Using PyTorch nn.Sequential
model, I’m unable to learn all four representation of the XOR booleans:
import numpy as np
import torch
from torch import nn
from torch.autograd import Variable
from torch import FloatTensor
from torch import optim
use_cuda = torch.cuda.is_available()
X = xor_input = np.array([[0,0], [0,1], [1,0], [1,1]])
Y = xor_output = np.array([[0,1,1,0]]).T
# Converting the X to PyTorch-able data structure.
X_pt = Variable(FloatTensor(X))
X_pt = X_pt.cuda() if use_cuda else X_pt
# Converting the Y to PyTorch-able data structure.
Y_pt = Variable(FloatTensor(Y), requires_grad=False)

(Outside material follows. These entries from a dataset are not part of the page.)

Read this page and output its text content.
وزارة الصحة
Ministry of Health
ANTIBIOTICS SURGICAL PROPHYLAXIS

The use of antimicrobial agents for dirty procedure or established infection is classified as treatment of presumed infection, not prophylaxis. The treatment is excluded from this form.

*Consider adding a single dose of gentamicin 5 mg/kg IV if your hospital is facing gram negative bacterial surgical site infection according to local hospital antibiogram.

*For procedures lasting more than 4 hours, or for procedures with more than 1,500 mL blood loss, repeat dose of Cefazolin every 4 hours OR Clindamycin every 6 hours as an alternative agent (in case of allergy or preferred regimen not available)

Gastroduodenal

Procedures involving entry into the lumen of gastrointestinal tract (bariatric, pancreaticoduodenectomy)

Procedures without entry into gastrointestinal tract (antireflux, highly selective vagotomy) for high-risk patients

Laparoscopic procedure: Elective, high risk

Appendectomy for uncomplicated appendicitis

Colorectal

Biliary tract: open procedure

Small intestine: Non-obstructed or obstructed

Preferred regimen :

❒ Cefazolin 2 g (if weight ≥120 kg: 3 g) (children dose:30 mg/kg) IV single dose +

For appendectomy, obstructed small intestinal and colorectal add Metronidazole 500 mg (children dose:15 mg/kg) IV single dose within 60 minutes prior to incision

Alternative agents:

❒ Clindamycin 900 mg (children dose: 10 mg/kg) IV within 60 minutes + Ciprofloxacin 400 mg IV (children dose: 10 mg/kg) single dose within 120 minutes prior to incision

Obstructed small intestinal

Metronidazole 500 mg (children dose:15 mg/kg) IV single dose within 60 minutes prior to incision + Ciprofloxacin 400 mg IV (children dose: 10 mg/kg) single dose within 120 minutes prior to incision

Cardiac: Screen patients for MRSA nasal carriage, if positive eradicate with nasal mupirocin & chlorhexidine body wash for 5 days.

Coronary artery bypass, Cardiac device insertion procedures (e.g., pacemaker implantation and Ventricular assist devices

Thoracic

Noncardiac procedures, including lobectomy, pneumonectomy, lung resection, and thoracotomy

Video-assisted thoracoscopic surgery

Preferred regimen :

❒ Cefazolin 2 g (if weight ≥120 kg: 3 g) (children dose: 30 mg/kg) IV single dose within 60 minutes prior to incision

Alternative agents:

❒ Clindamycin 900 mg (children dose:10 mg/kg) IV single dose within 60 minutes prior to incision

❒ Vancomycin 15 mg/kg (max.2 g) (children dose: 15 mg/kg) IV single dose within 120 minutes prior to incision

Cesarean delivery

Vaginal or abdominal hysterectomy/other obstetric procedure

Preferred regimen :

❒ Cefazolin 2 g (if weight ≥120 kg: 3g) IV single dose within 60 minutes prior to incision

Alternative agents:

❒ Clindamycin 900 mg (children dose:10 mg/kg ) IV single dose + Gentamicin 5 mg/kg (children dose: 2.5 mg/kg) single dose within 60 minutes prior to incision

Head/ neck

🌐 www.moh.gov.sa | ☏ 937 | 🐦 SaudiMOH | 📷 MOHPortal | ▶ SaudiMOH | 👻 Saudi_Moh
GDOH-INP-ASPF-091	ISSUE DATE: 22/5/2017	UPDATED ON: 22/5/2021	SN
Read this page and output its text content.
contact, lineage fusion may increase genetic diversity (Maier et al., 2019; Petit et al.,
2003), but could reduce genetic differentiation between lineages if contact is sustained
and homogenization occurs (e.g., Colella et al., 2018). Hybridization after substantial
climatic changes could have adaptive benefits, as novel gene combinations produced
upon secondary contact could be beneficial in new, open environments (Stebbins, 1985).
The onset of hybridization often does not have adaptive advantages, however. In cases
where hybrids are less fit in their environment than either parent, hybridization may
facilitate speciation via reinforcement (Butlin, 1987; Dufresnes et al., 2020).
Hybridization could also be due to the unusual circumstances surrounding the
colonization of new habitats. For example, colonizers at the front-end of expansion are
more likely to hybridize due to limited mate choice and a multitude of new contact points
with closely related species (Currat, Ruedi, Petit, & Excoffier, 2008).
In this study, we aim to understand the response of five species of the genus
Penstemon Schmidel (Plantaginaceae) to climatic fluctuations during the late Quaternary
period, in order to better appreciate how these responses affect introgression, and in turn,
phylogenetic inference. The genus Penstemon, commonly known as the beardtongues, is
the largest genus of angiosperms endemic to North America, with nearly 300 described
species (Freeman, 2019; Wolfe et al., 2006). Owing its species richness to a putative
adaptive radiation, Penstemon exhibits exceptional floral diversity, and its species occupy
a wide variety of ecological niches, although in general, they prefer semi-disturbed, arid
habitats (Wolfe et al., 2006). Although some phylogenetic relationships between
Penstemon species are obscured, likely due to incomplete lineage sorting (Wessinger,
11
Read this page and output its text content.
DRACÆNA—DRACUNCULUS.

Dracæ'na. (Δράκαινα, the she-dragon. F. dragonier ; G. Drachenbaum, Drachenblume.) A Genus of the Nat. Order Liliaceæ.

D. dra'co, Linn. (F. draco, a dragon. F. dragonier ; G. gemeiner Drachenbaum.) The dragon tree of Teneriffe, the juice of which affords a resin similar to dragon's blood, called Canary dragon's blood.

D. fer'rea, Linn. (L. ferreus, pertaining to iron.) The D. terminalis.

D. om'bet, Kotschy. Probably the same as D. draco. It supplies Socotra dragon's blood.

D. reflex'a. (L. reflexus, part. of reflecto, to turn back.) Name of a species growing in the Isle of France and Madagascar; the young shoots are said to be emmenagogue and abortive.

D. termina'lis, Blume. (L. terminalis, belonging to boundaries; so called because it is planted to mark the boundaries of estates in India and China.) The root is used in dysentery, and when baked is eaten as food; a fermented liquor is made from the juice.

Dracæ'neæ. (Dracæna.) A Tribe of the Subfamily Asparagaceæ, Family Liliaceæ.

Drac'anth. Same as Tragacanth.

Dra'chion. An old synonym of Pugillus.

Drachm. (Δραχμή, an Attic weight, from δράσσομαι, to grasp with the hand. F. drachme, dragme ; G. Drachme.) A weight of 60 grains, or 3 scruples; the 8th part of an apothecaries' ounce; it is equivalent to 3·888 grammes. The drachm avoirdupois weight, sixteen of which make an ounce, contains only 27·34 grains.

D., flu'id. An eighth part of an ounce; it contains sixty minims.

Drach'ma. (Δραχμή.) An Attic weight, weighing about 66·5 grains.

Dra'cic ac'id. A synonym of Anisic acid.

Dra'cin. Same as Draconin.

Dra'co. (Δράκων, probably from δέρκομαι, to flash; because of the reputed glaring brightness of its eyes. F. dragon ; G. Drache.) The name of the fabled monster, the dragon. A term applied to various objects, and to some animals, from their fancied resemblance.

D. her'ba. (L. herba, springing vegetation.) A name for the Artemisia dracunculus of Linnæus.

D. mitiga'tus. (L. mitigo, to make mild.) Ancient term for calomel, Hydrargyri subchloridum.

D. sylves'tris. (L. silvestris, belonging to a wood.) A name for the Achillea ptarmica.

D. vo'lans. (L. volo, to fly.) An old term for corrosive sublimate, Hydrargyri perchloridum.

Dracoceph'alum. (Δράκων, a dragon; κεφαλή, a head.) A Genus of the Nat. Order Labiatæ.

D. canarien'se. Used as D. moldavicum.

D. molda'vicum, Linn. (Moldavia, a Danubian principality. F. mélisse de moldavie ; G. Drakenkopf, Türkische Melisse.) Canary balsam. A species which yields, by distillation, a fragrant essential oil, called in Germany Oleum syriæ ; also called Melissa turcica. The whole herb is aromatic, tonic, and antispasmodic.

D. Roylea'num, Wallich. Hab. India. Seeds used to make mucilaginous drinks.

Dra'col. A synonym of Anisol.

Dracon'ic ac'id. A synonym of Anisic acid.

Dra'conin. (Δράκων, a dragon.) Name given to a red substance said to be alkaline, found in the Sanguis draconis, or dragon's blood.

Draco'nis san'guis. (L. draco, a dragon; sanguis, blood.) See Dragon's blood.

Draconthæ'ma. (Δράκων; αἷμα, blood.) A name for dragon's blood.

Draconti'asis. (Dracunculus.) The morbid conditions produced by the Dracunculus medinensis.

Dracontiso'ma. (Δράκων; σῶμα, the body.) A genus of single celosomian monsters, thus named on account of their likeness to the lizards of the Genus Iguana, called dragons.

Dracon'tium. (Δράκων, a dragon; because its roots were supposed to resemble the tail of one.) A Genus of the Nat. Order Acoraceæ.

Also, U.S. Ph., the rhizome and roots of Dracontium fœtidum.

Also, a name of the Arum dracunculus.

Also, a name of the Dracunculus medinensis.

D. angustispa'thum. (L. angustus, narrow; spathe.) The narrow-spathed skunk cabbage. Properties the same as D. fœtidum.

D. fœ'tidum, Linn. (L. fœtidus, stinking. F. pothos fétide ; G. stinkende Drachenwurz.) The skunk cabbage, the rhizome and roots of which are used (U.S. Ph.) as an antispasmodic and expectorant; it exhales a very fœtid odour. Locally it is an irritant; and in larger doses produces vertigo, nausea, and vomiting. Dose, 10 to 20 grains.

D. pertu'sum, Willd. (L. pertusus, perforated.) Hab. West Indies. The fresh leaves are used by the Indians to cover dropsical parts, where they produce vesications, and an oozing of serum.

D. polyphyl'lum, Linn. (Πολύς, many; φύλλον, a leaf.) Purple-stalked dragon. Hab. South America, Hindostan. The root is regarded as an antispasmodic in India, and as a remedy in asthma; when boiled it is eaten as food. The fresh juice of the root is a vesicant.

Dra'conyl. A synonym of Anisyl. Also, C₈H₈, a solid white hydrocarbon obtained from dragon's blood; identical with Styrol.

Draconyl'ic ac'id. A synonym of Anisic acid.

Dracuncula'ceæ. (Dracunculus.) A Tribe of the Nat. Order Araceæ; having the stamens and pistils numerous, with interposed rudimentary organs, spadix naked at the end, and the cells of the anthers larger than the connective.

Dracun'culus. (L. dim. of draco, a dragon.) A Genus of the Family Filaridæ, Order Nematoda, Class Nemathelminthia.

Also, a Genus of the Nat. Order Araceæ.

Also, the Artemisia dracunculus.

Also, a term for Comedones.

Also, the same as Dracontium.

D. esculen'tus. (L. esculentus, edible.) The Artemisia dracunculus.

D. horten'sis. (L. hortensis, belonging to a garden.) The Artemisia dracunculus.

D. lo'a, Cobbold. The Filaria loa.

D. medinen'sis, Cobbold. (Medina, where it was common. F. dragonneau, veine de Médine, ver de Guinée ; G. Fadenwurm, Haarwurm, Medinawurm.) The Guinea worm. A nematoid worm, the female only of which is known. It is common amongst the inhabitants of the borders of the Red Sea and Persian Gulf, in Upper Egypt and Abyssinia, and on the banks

Y_pt = Y_pt.cuda() if use_cuda else Y_pt
hidden_dim = 5
model = nn.Sequential(nn.Linear(input_dim, hidden_dim),
nn.Linear(hidden_dim, output_dim),
nn.Sigmoid())
criterion = nn.L1Loss()
learning_rate = 0.03
optimizer = optim.SGD(model.parameters(), lr=learning_rate)
num_epochs = 10000
for _ in range(num_epochs):
predictions = model(X_pt)
loss_this_epoch = criterion(predictions, Y_pt)
loss_this_epoch.backward()
optimizer.step()
print([int(_pred > 0.5) for _pred in predictions], list(map(int, Y_pt)), loss_this_epoch.data[0])
After learning:
for _x, _y in zip(X_pt, Y_pt):
prediction = model(_x)
print('Input:\t', list(map(int, _x)))
print('Pred:\t', int(prediction))
print('Ouput:\t', int(_y))
print('######')
[out]:
Input: [0, 0]
Pred: 0
Ouput: 0
######
Input: [0, 1]
Pred: 1
Ouput: 1
######
Input: [1, 0]
Pred: 0
Ouput: 1
######
Input: [1, 1]
Pred: 0
Ouput: 0
######
I’ve tried running the same code over a couple of random seeds but it didn’t manage to learn all for XOR representation.
Without PyTorch, I could easily train a model with self-defined derivative functions and manually perform the backpropagation, see https://www.kaggle.io/svf/2342536/635025ecf1de59b71ea4fa03eb84f9f9/results.html#After-some-enlightenment
Why is it that the 2-layered MLP using PyTorch didn’t learn the XOR representation?